42 cale jak okno na świat

21 stycznia 2014 autor:

42 cale jak okno na świat

Goszcząc się i moszcząc u Dziadków w pierwszych dniach Nowego Roku, z racji zasiedzenia Dziadziusia przez EFa, mieliśmy trochę czasu.
Nie piszę, że „więcej czasu”, bo to byłaby już przesada, a i tak wiem, że czytając ten fragment przeciętny rodzic dzidziola w wieku przed-przedszkolnym już nam zazdrości tego „trochę czasu”.
Postanowiliśmy tedy z ER zrobić coś dla siebie.
Nie, żeby od razu thai spa&wellness. Kto by miał na to kasę po Świętach (?), do tego w styczniu, który z racji tych Świąt, jest najdłuższym miesiącem w roku a pensji jak nie ma, tak nie ma.
Podjęliśmy wiążącą decyzję, że idziemy znowu (!) do kina. Na Hobbita.
Zgodnie jednak uznaliśmy, że mimo wszystko należy zachować chronologię wydarzeń i w pierwszej kolejności obejrzeć pierwszą część drugiej trylogii Petera Jacksona.
Nie mając nadal telewizora i oglądając wszystko na 17” mojego lapka, zasiedliśmy z Dziadkami przed ich 42” potworem.

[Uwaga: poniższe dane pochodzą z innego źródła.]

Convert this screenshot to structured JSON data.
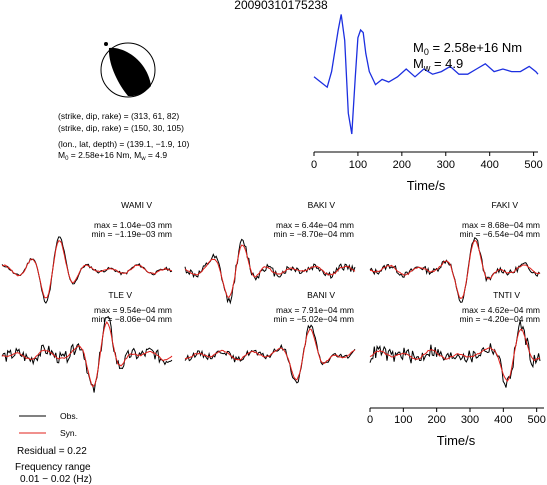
{
  "title": "20090310175238",
  "source_params": {
    "line1": "(strike, dip, rake) = (313, 61, 82)",
    "line2": "(strike, dip, rake) = (150, 30, 105)",
    "line3": "(lon., lat, depth) = (139.1, −1.9, 10)",
    "line4_prefix": "M",
    "line4_sub": "0",
    "line4_mid": " = 2.58e+16 Nm, M",
    "line4_sub2": "w",
    "line4_suffix": " = 4.9"
  },
  "stf_panel": {
    "m0_base": "M",
    "m0_sub": "0",
    "m0_value": " = 2.58e+16 Nm",
    "mw_base": "M",
    "mw_sub": "w",
    "mw_value": " = 4.9",
    "xlabel": "Time/s",
    "xticks": [
      0,
      100,
      200,
      300,
      400,
      500
    ]
  },
  "legend": {
    "obs_label": "Obs.",
    "syn_label": "Syn.",
    "residual": "Residual = 0.22",
    "freq_line1": "Frequency range",
    "freq_line2": "0.01 − 0.02 (Hz)"
  },
  "wave_axis": {
    "xlabel": "Time/s",
    "xticks": [
      0,
      100,
      200,
      300,
      400,
      500
    ]
  },
  "colors": {
    "observed": "#000000",
    "synthetic": "#e0201b",
    "stf": "#1c2fe0",
    "beachball_fill": "#000000"
  },
  "chart_data": [
    {
      "type": "line",
      "name": "source-time-function",
      "xlabel": "Time/s",
      "xlim": [
        0,
        510
      ],
      "series": [
        {
          "name": "",
          "x": [
            0,
            15,
            30,
            40,
            55,
            62,
            70,
            78,
            86,
            94,
            100,
            106,
            112,
            118,
            126,
            140,
            155,
            170,
            190,
            210,
            230,
            250,
            270,
            290,
            310,
            330,
            350,
            370,
            390,
            410,
            430,
            450,
            470,
            490,
            505,
            510
          ],
          "y": [
            0.1,
            0.0,
            -0.1,
            0.2,
            1.0,
            1.3,
            0.8,
            -0.6,
            -1.0,
            0.1,
            0.85,
            1.0,
            0.95,
            0.55,
            0.2,
            -0.05,
            0.05,
            0.0,
            0.1,
            0.25,
            0.1,
            0.25,
            0.15,
            0.2,
            0.3,
            0.15,
            0.15,
            0.25,
            0.35,
            0.2,
            0.25,
            0.2,
            0.2,
            0.3,
            0.2,
            0.15
          ]
        }
      ]
    },
    {
      "type": "line",
      "name": "WAMI V",
      "station": "WAMI V",
      "max": "max = 1.04e−03 mm",
      "min": "min = −1.19e−03 mm",
      "series": [
        {
          "name": "Obs."
        },
        {
          "name": "Syn."
        }
      ]
    },
    {
      "type": "line",
      "name": "BAKI V",
      "station": "BAKI V",
      "max": "max = 6.44e−04 mm",
      "min": "min = −8.70e−04 mm",
      "series": [
        {
          "name": "Obs."
        },
        {
          "name": "Syn."
        }
      ]
    },
    {
      "type": "line",
      "name": "FAKI V",
      "station": "FAKI V",
      "max": "max = 8.68e−04 mm",
      "min": "min = −6.54e−04 mm",
      "series": [
        {
          "name": "Obs."
        },
        {
          "name": "Syn."
        }
      ]
    },
    {
      "type": "line",
      "name": "TLE V",
      "station": "TLE V",
      "max": "max = 9.54e−04 mm",
      "min": "min = −8.06e−04 mm",
      "series": [
        {
          "name": "Obs."
        },
        {
          "name": "Syn."
        }
      ]
    },
    {
      "type": "line",
      "name": "BANI V",
      "station": "BANI V",
      "max": "max = 7.91e−04 mm",
      "min": "min = −5.02e−04 mm",
      "series": [
        {
          "name": "Obs."
        },
        {
          "name": "Syn."
        }
      ]
    },
    {
      "type": "line",
      "name": "TNTI V",
      "station": "TNTI V",
      "max": "max = 4.62e−04 mm",
      "min": "min = −4.20e−04 mm",
      "series": [
        {
          "name": "Obs."
        },
        {
          "name": "Syn."
        }
      ]
    }
  ]
}
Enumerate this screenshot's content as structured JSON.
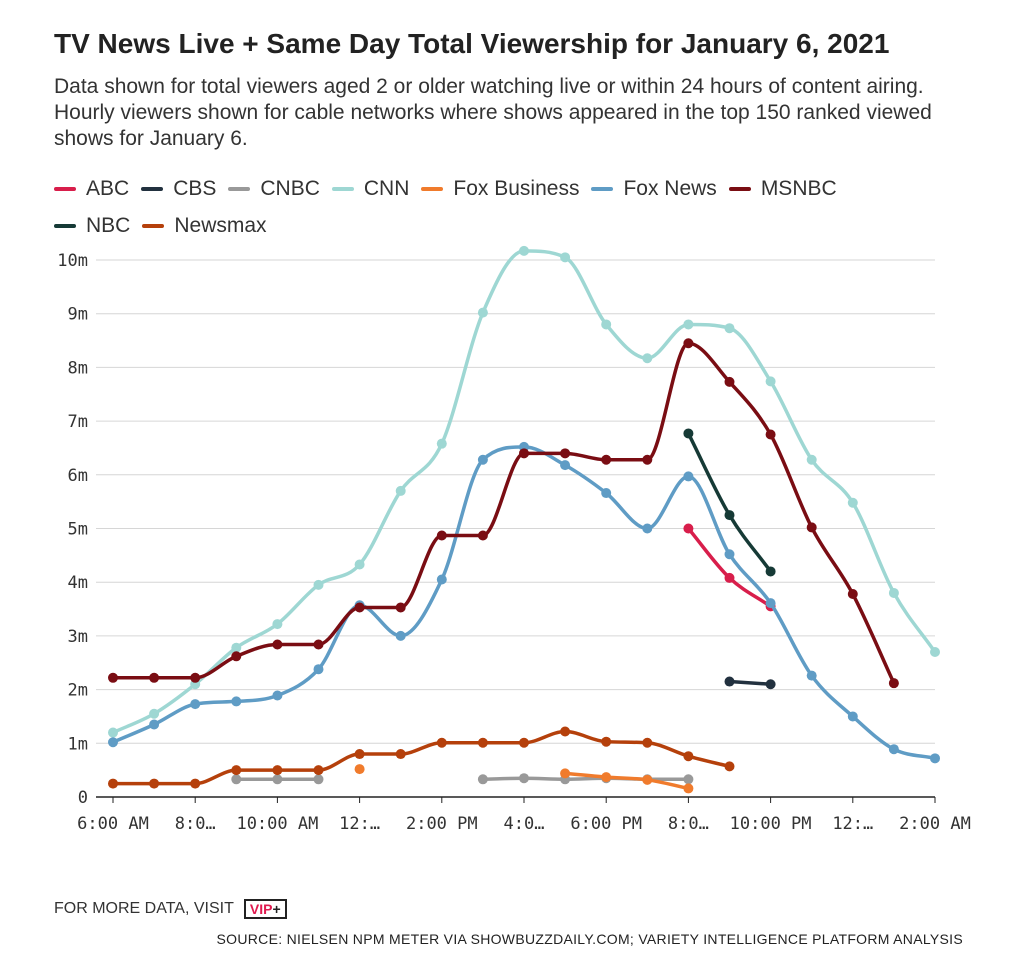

Ożesz, w d… jeża! Ależ ta Nowa Zelandia piękna!
Seansik w pieleszach domowych z trójkątnym kieliszkiem martini w łapce – miodzio :)))
Co z tego, że Dziadkowie sukcesywnie po pierwszej i drugiej godzinie filmu, przycinali komara w swoich fotelach.
Z ostatnią, nieobejrzaną godziną filmu, wróciliśmy do domu.
Echhh.
Żeby dojrzeć Bilba, musiałam usiąść prawie na klawiaturze lapka. ER bez okularów nawet nie podchodził.
Stało się nieuniknione. Musimy kupić telewizor.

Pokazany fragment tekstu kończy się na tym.